[Baypiggies] hello and returning unique elements

Hy Carrinski hcarrinski at gmail.com
Fri Apr 8 03:42:06 CEST 2011


Dear BayPIGgies,

Thank you for providing exceptional reading material over the past
year for an avid conversation follower and occasional meeting
attendee.

I would like to join the conversation and contribute to the community
beginning with this post. I will attend our meeting this month, and
look forward to meeting at Noisebridge or elsewhere to watch PyCon
2011 videos together.

While thinking about unique lists in the context of Vikram's recent
question, I came across a related blog post at
http://www.peterbe.com/plog/uniqifiers-benchmark

The post emphasizes speed and maintaining original list order when
removing duplicates from a list.

Although the post is several years old, I thought of a solution to the
question it poses that is different from the ones proposed by
BayPIGgies either in the blog's comments or at a previous discussion
(before reversed, sorted, and set were introduced in Python 2.4) at
http://code.activestate.com/recipes/52560/

I will be grateful for any comments on my ask forgiveness rather than
permission implementation. It requires that all elements of the list
be hashable and works for Python 2.x where x >= 4.

def unique(seq):
    """Return unique list of hashable objects while preserving order."""
    seen = {}
    for ix in reversed(xrange(len(seq))):
        seen[seq[ix]] = ix
    return sorted(seen,key=seen.__getitem__)

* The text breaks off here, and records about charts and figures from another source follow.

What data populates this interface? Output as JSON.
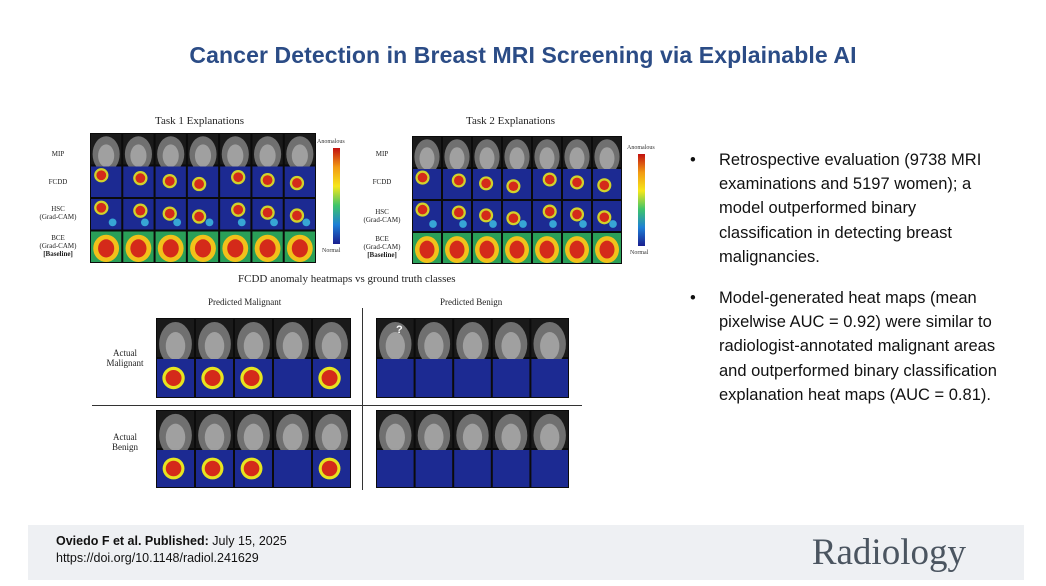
{
  "title": "Cancer Detection in Breast MRI Screening via Explainable AI",
  "figure": {
    "task1_label": "Task 1 Explanations",
    "task2_label": "Task 2 Explanations",
    "row_labels": {
      "mip": "MIP",
      "fcdd": "FCDD",
      "hsc": "HSC",
      "hsc_sub": "(Grad-CAM)",
      "bce": "BCE",
      "bce_sub": "(Grad-CAM)",
      "bce_note": "[Baseline]"
    },
    "scale_top": "Anomalous",
    "scale_bottom": "Normal",
    "caption": "FCDD anomaly heatmaps vs ground truth classes",
    "pred_malignant": "Predicted Malignant",
    "pred_benign": "Predicted Benign",
    "actual_malignant_1": "Actual",
    "actual_malignant_2": "Malignant",
    "actual_benign_1": "Actual",
    "actual_benign_2": "Benign",
    "question_mark": "?"
  },
  "bullets": [
    "Retrospective evaluation (9738 MRI examinations and 5197 women); a model outperformed binary classification in detecting breast malignancies.",
    "Model-generated heat maps (mean pixelwise AUC = 0.92) were similar to radiologist-annotated malignant areas and outperformed binary classification explanation heat maps (AUC = 0.81)."
  ],
  "bullet_symbol": "•",
  "footer": {
    "authors": "Oviedo F et al. Published:",
    "date": " July 15, 2025",
    "doi": "https://doi.org/10.1148/radiol.241629",
    "brand": "Radiology"
  },
  "colors": {
    "title": "#2b4c86",
    "heat_bg": "#1a2a8c",
    "hot": "#d42a1a",
    "footer_bg": "#eef0f3"
  }
}
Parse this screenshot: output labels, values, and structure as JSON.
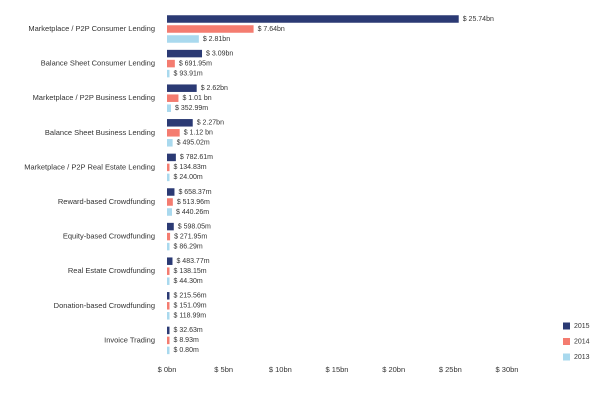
{
  "chart_data": {
    "type": "bar",
    "orientation": "horizontal",
    "categories": [
      "Marketplace / P2P Consumer Lending",
      "Balance Sheet Consumer Lending",
      "Marketplace / P2P Business Lending",
      "Balance Sheet Business Lending",
      "Marketplace / P2P Real Estate Lending",
      "Reward-based Crowdfunding",
      "Equity-based Crowdfunding",
      "Real Estate Crowdfunding",
      "Donation-based Crowdfunding",
      "Invoice Trading"
    ],
    "series": [
      {
        "name": "2015",
        "color": "#2b3a74",
        "values": [
          25.74,
          3.09,
          2.62,
          2.27,
          0.78261,
          0.65837,
          0.59805,
          0.48377,
          0.21556,
          0.03263
        ],
        "value_labels": [
          "$ 25.74bn",
          "$ 3.09bn",
          "$ 2.62bn",
          "$ 2.27bn",
          "$ 782.61m",
          "$ 658.37m",
          "$ 598.05m",
          "$ 483.77m",
          "$ 215.56m",
          "$ 32.63m"
        ]
      },
      {
        "name": "2014",
        "color": "#f47c70",
        "values": [
          7.64,
          0.69195,
          1.01,
          1.12,
          0.13483,
          0.51396,
          0.27195,
          0.13815,
          0.15109,
          0.00893
        ],
        "value_labels": [
          "$ 7.64bn",
          "$ 691.95m",
          "$ 1.01 bn",
          "$ 1.12 bn",
          "$ 134.83m",
          "$ 513.96m",
          "$ 271.95m",
          "$ 138.15m",
          "$ 151.09m",
          "$ 8.93m"
        ]
      },
      {
        "name": "2013",
        "color": "#a9d9ee",
        "values": [
          2.81,
          0.09391,
          0.35299,
          0.49502,
          0.024,
          0.44026,
          0.08629,
          0.0443,
          0.11899,
          0.0008
        ],
        "value_labels": [
          "$ 2.81bn",
          "$ 93.91m",
          "$ 352.99m",
          "$ 495.02m",
          "$ 24.00m",
          "$ 440.26m",
          "$ 86.29m",
          "$ 44.30m",
          "$ 118.99m",
          "$ 0.80m"
        ]
      }
    ],
    "xlim": [
      0,
      30
    ],
    "xticks": [
      {
        "value": 0,
        "label": "$ 0bn"
      },
      {
        "value": 5,
        "label": "$ 5bn"
      },
      {
        "value": 10,
        "label": "$ 10bn"
      },
      {
        "value": 15,
        "label": "$ 15bn"
      },
      {
        "value": 20,
        "label": "$ 20bn"
      },
      {
        "value": 25,
        "label": "$ 25bn"
      },
      {
        "value": 30,
        "label": "$ 30bn"
      }
    ],
    "legend": "bottom-right"
  }
}
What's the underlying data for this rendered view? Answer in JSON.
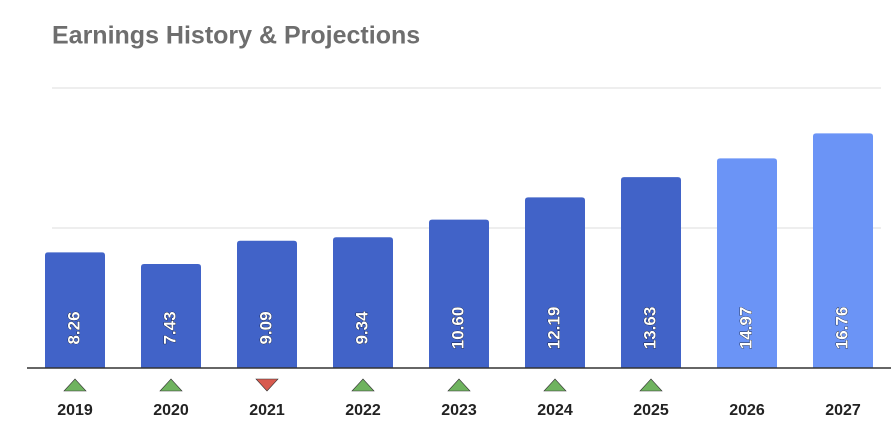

For the case of hashable objects are there disadvantages to this
implementation versus the ones referenced above? Is there a reason to
prefer operator.itemgetter over __getitem__ in this limited context?
Is there an advantage in clarity or performance to using
collections.OrderedDict in Python 2.7 and above? For lists containing
a great number of distinct objects the sort step will introduce a
lower bound on speed for this implementation.

I look forward to meeting more BayPIGgies in the coming months and years.